Professor of Music
1964-2000
What! Opera In Rohnert Park!
I am sure that when the SSU Music Chair, Fred Warren, hired me in 1964 to start an opera program, he didn’t envision the needs of opera on the campus. There was no place to perform, no stage, and no “tech” crew to handle sets, costumes or props. However, there was NO problem in attracting singers. They came from all the local communities just to have an opportunity to learn roles and perform. I decided that the first major production would be the Christmas opera, “AMAHL AND THE NIGHT VISITORS.”
After a considerable search, the best place was the Cotati Veterans Hall in Cotati. We agreed on a Friday night performance and two Saturday matinees in early December 1964. Every thing went smoothly. The soloists were to dress in a small room off the main hall and the chorus in the kitchen. All agreed to do their make-up before coming and only needed to put on costumes at the hall.
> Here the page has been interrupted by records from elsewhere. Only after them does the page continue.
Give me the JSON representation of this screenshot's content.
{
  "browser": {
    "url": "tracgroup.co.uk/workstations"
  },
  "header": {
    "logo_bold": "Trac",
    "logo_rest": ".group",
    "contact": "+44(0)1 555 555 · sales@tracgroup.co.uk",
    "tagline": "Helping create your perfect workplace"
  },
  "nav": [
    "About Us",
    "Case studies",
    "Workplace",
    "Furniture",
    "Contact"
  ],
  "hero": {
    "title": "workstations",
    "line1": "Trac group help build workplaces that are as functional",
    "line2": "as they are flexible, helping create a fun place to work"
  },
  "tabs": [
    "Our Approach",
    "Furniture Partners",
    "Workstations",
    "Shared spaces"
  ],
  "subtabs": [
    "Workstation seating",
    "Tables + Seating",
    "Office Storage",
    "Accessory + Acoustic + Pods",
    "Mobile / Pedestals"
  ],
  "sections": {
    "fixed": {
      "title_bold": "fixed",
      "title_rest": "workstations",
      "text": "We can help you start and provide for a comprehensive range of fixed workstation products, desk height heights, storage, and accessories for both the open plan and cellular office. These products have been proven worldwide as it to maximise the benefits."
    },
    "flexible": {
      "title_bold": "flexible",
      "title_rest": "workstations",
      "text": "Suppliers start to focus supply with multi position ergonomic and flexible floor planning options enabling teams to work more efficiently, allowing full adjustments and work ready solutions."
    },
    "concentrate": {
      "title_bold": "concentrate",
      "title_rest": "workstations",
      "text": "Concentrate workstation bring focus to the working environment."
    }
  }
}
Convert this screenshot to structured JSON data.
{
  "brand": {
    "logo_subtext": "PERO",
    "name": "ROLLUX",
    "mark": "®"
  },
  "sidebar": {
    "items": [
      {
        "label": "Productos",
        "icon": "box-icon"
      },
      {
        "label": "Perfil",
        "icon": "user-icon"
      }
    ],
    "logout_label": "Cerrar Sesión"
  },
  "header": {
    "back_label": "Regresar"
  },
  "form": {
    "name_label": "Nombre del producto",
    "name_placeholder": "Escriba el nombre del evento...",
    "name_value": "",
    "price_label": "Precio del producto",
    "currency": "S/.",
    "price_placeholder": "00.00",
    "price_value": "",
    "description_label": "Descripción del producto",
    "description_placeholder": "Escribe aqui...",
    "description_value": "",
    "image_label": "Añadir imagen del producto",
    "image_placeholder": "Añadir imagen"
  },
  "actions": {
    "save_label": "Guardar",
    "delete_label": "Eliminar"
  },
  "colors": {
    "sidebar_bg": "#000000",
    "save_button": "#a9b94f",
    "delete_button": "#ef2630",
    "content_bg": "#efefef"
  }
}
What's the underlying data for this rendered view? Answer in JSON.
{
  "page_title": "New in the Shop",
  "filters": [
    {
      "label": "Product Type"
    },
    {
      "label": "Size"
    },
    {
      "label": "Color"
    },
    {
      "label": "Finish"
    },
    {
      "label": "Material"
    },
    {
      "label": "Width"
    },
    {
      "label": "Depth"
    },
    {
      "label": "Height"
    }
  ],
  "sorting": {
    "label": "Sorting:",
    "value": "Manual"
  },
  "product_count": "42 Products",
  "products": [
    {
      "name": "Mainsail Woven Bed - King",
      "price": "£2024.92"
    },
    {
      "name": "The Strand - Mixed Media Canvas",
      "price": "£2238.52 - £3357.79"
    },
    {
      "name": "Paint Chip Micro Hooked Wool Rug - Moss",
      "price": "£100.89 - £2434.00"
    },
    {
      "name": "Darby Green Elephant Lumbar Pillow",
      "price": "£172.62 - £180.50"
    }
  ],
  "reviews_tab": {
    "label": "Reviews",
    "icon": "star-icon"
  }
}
Friday night arrived, the show time was 8 p.m. I arrived two hours in advance to make sure all was in order and was met with a HORRIFYING sight. Unbeknownst to us, the Veterans of Foreign Wars had scheduled their annual venison dinner for that evening and the kitchen, where the chorus was to dress was a mess: dirty pots, greasy dishes and cooking utensils everywhere. Our performance hall was smack in the middle of the kitchen and the room where the eating was going on!!! What to do? I thought Fred Warren was going to have a heart attack on the spot. However, thanks to my helpful manager Lou Dallara (who helped me through many near disasters), we managed to calm both Fred and the veterans. We persuaded them to stop running back and forth to the kitchen, covered the worst of the kitchen mess with towels, and had the cast dress in the small room that was to have been for the soloists. The Veterans cooperated and were mostly gone by the 8:00 hour. The performance went on to a sold-out house, all of whom, I am sure, were unaware of all the backstage drama. The two Saturday matinees were sold-out. We had children sitting on the floor and even under the piano! Opera at Sonoma State was off to a great start.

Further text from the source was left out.